Why Are Politicians Lying & What is Advertising Doing in Politics?
Two alternative questions to “Should Facebook allow politicians to lie in ads?”
Anita Varma is the assistant director of Journalism and Media Ethics, as well as Social Sector Ethics. Views are her own.
Debates over whether tech companies should fact-check political ads or prohibit them altogether have continued with a rising pitch since Facebook CEO Mark Zuckerberg spoke at Georgetown University in October where he announced that the company would not fact-check political ads, followed by Twitter CEO Jack Dorsey’s announcement that Twitter would no longer permit political ads. Both decisions were met with chagrin as well as applause, and offered further indication that there is little consensus around the role platforms can and should play in deciding what’s true versus what constitutes “political falsehood.”
At the same time, the embedded premises of this debate often evade scrutiny. Politicians, it seems, are expected to be lying, and so what’s up for debate is what role Facebook should play in mitigating amplification of that practice — not troubling the practice itself. Also (by the way), political advertising is positioned as a cornerstone of elections that no longer needs any explanation or justification.
“Should Facebook fact-check political ads?” should lead us to ask two questions (at least) about the question itself:
1) Why are politicians expected to be lying?
2) Why are electoral politics intertwined with advertising?
Answers to these questions may not be mysterious, but should remain far from taken-for-granted from an ethical perspective: first, politicians are lying because lies are often the most expedient route to achieving their ends. Second, political messaging takes place through advertising because there are not viable media alternatives with respect to scale and targeting, and even the most naïve politician knows that ad spending can make or break a campaign.
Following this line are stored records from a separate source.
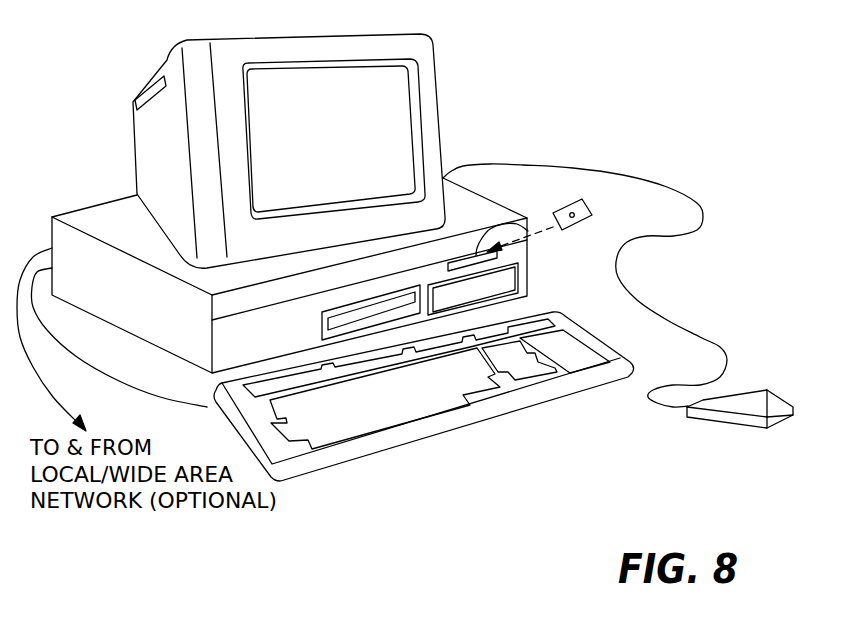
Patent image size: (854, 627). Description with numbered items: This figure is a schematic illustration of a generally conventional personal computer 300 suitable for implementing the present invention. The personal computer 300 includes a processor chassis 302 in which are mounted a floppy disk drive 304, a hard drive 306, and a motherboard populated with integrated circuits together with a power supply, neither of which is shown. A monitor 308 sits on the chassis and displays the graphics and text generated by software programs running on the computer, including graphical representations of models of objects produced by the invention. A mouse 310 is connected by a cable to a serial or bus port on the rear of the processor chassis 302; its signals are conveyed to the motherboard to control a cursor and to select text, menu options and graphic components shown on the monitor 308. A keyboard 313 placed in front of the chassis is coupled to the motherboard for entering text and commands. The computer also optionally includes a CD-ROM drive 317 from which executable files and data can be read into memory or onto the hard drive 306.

The personal computer 300 is at (434, 447).
The processor chassis 302 is at (530, 236).
The floppy disk drive 304 is at (528, 231).
The hard drive 306 is at (497, 284).
The monitor 308 is at (435, 98).
The mouse 310 is at (770, 427).
The keyboard 313 is at (520, 410).
The CD-ROM drive 317 is at (321, 332).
Both of these answers should give us pause, and deserve more debate than they are receiving amidst narrow focus on Facebook and its ilk.
Politicians lying is far from a novel practice and certainly a pre-digital one, yet longstanding unethical practices are still unethical. Presuming politicians will lie and using this presumption as the point of departure for debate — rather than the topic of debate itself — normalizes the practice to a worrisome extent. The news story is not just that Facebook is permitting politicians to amplify lies, but also that many politicians are lying and, if the past predicts the future, expected to do so regularly.
Calling for a guard rail against these lies to come from within the advertising industry quickly goes from curious to bewildering, along with the second embedded presumption that politics and advertising are a natural pairing rather than a contradiction in terms.
Politics and advertising have little to do with each other for precisely the reasons that both detractors and proponents of Facebook’s policies have argued: politics, in a democracy, is about a conversation. Advertising is, by definition, a form of one-way persuasion. Ads do not seek to spark discussion or inform the electorate in advance of voting. Instead, ads (even when free of “falsehoods”) seek to convince audiences simply to vote for the candidate featured.
Yet the ease with which the phrase “political advertising” has become a topic of focus and discussion speaks to the success of the Citizens United ruling to codify the flow of capital into elections. With the ruling that corporations are entitled to free speech in the form of unrestricted monetary contributions to campaigns through political action committees, the commodification of politics has unfolded as critics worried it would when the Supreme Court issued the ruling in 2010. In the case of political advertising on social media, why candidates for political office both want and need advertising in order to be elected ends up being treated as an obvious truth rather than a product of a constructed system that is contributing to any semblance of democratic debate becoming a dilute caricature of itself.
Internet companies’ advertising policies matter, certainly. At the same time, how these companies structure their policies need to be understood in terms of the market-based worldview that shape their organizational logic and goals. In other words, as we head quickly into the 2020 presidential election, we should be wary of willingly assimilating the vocabulary of democratic discourse into the trappings of online advertising platforms just because these platforms would prefer to do so. A square peg can be jammed into a round hole, but is unlikely to retain its structural integrity and may soon be jammed beyond repair.